Da sich der Kläger ohne den erforderlichen Aufenthaltstitel im Bundesgebiet aufhält, ist er vollziehbar ausreisepflichtig im Sinne von § 58 Abs. 2 Satz 2 AufenthG. Er ist ein bestandskräftig abgelehnter Asylbewerber und hält sich seither nicht rechtmäßig im Bundesgebiet auf. Die Anträge auf Erteilung einer Aufenthaltserlaubnis konnten demzufolge keine Fiktionswirkung entfalten.

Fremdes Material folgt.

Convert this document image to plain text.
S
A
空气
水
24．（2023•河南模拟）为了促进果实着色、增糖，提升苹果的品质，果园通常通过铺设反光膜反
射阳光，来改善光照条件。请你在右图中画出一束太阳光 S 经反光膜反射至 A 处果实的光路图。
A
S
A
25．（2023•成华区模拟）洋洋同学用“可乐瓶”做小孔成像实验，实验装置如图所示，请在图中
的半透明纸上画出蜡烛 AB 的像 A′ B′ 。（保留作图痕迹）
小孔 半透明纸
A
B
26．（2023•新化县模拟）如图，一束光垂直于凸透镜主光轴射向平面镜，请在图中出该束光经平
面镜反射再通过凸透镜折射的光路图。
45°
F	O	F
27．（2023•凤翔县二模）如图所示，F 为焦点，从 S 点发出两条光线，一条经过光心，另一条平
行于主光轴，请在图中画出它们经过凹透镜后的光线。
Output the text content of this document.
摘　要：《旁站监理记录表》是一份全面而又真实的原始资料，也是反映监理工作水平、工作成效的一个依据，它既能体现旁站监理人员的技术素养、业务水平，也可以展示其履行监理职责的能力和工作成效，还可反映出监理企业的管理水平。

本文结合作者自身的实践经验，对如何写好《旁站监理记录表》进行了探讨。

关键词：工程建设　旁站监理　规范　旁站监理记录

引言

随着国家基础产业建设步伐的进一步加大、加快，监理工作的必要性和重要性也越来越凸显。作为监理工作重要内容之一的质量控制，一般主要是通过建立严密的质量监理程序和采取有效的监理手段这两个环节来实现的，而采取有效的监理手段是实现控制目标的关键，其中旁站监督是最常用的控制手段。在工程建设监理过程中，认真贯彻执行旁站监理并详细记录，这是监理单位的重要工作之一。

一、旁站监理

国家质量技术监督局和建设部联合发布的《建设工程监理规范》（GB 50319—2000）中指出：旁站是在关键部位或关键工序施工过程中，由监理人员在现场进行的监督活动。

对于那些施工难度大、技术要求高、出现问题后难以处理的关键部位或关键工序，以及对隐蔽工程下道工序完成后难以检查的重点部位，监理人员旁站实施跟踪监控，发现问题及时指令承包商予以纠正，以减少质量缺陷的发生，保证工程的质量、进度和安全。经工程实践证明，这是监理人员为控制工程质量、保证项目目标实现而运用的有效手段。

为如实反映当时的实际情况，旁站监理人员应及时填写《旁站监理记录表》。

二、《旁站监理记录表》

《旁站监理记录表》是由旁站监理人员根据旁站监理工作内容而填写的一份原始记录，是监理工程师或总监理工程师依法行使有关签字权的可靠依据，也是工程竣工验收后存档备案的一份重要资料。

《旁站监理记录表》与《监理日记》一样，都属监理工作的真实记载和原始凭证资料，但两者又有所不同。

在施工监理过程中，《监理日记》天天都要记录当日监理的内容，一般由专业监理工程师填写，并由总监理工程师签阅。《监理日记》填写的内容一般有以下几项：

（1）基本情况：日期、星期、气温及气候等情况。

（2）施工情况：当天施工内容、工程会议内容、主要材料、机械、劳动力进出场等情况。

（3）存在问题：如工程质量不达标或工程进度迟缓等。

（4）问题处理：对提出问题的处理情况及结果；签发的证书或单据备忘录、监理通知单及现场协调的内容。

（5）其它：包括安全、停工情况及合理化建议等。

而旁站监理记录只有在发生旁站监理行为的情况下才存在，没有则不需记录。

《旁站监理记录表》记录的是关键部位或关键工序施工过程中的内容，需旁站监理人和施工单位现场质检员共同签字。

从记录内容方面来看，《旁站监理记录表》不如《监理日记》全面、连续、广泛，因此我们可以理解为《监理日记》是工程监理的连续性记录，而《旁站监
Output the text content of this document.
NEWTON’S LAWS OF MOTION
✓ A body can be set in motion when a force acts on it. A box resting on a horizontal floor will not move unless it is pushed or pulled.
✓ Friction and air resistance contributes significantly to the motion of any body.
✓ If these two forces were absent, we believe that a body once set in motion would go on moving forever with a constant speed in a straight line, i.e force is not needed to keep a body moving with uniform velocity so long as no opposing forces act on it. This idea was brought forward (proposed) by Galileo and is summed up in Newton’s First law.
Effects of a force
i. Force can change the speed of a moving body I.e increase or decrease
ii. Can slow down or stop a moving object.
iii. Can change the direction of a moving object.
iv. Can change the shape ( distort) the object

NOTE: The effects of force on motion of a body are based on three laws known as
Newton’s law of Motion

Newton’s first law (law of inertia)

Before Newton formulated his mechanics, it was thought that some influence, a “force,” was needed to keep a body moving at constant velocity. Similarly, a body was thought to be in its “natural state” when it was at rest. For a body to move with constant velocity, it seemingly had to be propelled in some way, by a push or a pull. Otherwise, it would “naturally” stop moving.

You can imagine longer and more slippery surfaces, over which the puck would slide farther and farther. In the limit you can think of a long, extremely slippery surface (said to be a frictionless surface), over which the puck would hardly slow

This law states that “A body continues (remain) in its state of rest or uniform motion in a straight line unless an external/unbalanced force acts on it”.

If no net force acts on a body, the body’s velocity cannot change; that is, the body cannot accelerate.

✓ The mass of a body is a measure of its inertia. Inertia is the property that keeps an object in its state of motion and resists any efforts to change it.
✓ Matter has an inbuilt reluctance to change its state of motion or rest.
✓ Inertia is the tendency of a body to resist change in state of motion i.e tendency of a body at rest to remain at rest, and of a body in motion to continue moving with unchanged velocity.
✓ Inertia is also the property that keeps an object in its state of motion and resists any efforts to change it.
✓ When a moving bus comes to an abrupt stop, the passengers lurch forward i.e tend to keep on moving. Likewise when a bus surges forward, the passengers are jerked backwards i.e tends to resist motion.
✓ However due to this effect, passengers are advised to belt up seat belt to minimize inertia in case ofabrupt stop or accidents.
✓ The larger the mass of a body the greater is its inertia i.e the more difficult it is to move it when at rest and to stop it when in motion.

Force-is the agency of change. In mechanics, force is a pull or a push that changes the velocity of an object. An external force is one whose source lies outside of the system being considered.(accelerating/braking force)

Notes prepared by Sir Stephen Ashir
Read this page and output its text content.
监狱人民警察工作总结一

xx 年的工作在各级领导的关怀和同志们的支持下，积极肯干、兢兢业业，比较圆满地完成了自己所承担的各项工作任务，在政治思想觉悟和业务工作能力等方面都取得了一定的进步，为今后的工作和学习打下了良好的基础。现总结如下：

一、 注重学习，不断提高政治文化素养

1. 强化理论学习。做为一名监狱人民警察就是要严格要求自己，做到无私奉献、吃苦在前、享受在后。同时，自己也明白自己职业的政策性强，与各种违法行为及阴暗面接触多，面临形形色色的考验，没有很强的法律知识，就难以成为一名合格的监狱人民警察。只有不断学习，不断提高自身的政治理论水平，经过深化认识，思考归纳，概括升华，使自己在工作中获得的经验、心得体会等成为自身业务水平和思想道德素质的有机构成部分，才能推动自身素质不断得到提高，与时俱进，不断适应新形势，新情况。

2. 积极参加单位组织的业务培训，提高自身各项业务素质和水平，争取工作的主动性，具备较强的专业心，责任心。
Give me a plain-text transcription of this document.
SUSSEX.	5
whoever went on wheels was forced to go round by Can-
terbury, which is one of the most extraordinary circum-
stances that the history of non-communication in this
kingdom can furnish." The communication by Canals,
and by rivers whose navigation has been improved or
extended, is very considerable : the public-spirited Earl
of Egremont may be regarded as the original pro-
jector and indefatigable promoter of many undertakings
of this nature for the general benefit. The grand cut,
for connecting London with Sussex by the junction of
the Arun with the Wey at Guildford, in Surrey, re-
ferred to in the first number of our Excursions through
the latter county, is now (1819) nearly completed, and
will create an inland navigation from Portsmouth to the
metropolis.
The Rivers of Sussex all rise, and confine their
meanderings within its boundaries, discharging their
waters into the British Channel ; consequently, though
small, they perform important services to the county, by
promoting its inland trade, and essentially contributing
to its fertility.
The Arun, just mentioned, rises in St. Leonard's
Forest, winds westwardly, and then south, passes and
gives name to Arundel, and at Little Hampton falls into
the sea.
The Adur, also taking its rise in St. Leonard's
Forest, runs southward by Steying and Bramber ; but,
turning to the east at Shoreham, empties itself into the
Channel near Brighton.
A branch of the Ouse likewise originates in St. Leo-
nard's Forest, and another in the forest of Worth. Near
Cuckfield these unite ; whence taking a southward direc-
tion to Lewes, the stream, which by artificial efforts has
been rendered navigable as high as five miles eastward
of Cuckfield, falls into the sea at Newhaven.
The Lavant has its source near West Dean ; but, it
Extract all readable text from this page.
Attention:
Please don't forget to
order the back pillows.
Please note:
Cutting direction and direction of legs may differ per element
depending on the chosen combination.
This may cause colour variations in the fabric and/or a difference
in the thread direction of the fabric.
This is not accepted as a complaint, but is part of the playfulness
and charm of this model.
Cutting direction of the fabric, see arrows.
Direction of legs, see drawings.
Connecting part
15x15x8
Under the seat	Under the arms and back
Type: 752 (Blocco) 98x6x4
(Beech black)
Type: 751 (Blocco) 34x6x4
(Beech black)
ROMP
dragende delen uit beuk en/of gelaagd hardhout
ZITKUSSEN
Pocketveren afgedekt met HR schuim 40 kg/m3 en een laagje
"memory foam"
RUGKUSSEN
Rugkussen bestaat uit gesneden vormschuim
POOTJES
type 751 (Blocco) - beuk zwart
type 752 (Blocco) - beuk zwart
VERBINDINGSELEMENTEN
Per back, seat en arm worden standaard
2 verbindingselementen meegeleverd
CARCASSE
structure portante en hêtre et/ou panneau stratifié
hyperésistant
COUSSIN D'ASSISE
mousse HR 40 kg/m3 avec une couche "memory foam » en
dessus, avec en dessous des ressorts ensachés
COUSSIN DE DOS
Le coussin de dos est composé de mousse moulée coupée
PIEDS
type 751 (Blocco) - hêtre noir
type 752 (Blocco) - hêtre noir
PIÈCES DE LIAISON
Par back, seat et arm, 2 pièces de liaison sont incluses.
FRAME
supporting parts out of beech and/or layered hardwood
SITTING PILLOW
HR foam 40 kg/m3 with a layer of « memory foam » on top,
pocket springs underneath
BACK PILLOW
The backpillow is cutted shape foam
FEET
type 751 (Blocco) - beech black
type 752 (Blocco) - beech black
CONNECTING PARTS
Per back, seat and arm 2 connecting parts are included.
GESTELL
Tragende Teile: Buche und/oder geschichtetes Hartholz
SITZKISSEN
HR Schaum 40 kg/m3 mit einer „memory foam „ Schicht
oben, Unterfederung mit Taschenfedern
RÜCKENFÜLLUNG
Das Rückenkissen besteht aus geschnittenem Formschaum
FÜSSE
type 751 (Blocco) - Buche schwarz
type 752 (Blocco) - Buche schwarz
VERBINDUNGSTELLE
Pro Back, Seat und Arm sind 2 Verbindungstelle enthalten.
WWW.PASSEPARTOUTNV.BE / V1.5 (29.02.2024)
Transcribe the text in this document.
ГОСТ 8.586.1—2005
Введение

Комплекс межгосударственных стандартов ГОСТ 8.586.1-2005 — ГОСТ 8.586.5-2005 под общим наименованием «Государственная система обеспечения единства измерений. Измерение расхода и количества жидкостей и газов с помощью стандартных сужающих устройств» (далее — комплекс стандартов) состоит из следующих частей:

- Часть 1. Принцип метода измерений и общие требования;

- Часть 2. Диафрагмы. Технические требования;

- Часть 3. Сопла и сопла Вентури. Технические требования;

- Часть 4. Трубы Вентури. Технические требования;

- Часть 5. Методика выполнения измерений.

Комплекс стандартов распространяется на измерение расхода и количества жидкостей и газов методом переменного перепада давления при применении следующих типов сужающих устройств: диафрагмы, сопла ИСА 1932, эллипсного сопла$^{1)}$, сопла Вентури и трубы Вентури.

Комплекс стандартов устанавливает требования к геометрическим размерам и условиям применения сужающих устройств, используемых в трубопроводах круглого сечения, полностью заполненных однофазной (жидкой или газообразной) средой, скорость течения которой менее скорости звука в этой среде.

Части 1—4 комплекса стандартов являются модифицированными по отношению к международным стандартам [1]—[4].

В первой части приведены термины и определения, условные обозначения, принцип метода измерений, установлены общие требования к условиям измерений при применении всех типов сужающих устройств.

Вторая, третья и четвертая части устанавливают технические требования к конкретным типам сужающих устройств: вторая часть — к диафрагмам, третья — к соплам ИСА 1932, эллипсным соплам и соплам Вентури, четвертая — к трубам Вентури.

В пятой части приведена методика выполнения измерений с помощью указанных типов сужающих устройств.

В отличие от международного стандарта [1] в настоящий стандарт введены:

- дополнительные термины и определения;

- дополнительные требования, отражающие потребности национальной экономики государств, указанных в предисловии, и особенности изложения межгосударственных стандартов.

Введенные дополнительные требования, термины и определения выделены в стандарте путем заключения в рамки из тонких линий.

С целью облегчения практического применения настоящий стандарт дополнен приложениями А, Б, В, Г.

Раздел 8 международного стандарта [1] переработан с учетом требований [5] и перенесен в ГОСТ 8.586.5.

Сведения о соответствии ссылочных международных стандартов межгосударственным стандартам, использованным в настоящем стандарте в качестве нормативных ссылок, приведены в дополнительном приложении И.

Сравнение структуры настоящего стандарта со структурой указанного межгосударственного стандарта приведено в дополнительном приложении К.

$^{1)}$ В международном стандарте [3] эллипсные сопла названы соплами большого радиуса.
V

Die Ausreise des Klägers ist jedoch nicht aus rechtlichen oder tatsächlichen Gründen unmöglich im Sinne von Art. 25 Abs. 5 AufenthG. Rechtliche Unmöglichkeit liegt unter anderem dann vor, wenn der Ausreise Gründe entgegenstehen, welche diese als unzumutbar erscheinen lassen (Bergmann/Röcker in Bergmann/Dienelt, Ausländerrecht, 12. Aufl. 2018, § 25 AufenthG Rn.105). Insbesondere ergibt sich vorliegend eine Unzumutbarkeit der Ausreise und der anschließenden Durchführung des Visumverfahrens nicht aus Art. 6 GG i.V.m. Art. 8 EMRK. Es ist mit dem verfassungsrechtlichen Schutz von Ehe und Familie grundsätzlich vereinbar, einen Ausländer auf die Einholung des erforderlichen Visums zur Familienzusammenführung zu verweisen. Die mit dem Visumverfahren verbundene Trennung des Klägers von seinen Kindern tritt hier hinter dem öffentlichen Interesse an der Einhaltung des Visumverfahrens zurück. Nach der Rechtsprechung ist die vorübergehende Trennung eines Elternteils von minderjährigen Kindern im Zusammenhang mit der Durchführung eines Visumverfahrens zumutbar, vor allem dann, wenn die Trennung nicht unverhältnismäßig lange währt und die übliche Verfahrensdauer nicht deutlich übersteigt (BayVGH, B.v. 2.2.2010 – 10 ZB 09.2155 – juris Rn. 10). Im vorliegenden Fall ist die Nachholung des Visumverfahrens zumutbar (siehe bereits oben). Anhaltspunkte für eine längere Trennung sind angesichts der vom Beklagten in Aussicht gestellten Vorabzustimmung derzeit nicht erkennbar. Es ist Sache des Klägers, das Visumverfahren in Kooperation mit der Ausländerbehörde so vorzubereiten, dass die Zeit der Trennung so kurz wie möglich gehalten werden kann.
3. Sofern der Klageantrag dahingehend auszulegen ist, dass hilfsweise die Erteilung einer Duldung nach § 60 a AufenthG begehrt wird, kann auch dies der Klage voraussichtlich nicht zum Erfolg verhelfen. Denn die Ausreise des Klägers ist, wie oben ausgeführt, nicht rechtlich unmöglich. Für ein tatsächliches Ausreisehindernis bestehen keine Anhaltspunkte.
4. Die Kostentscheidung folgt aus § 154 Abs. 1 VwGO. Der Kläger hat als unterlegener Teil die Verfahrenskosten zu tragen. Der Ausspruch über die vorläufige Vollstreckbarkeit folgt aus §§ 167 VwGO, 708 ff. ZPO.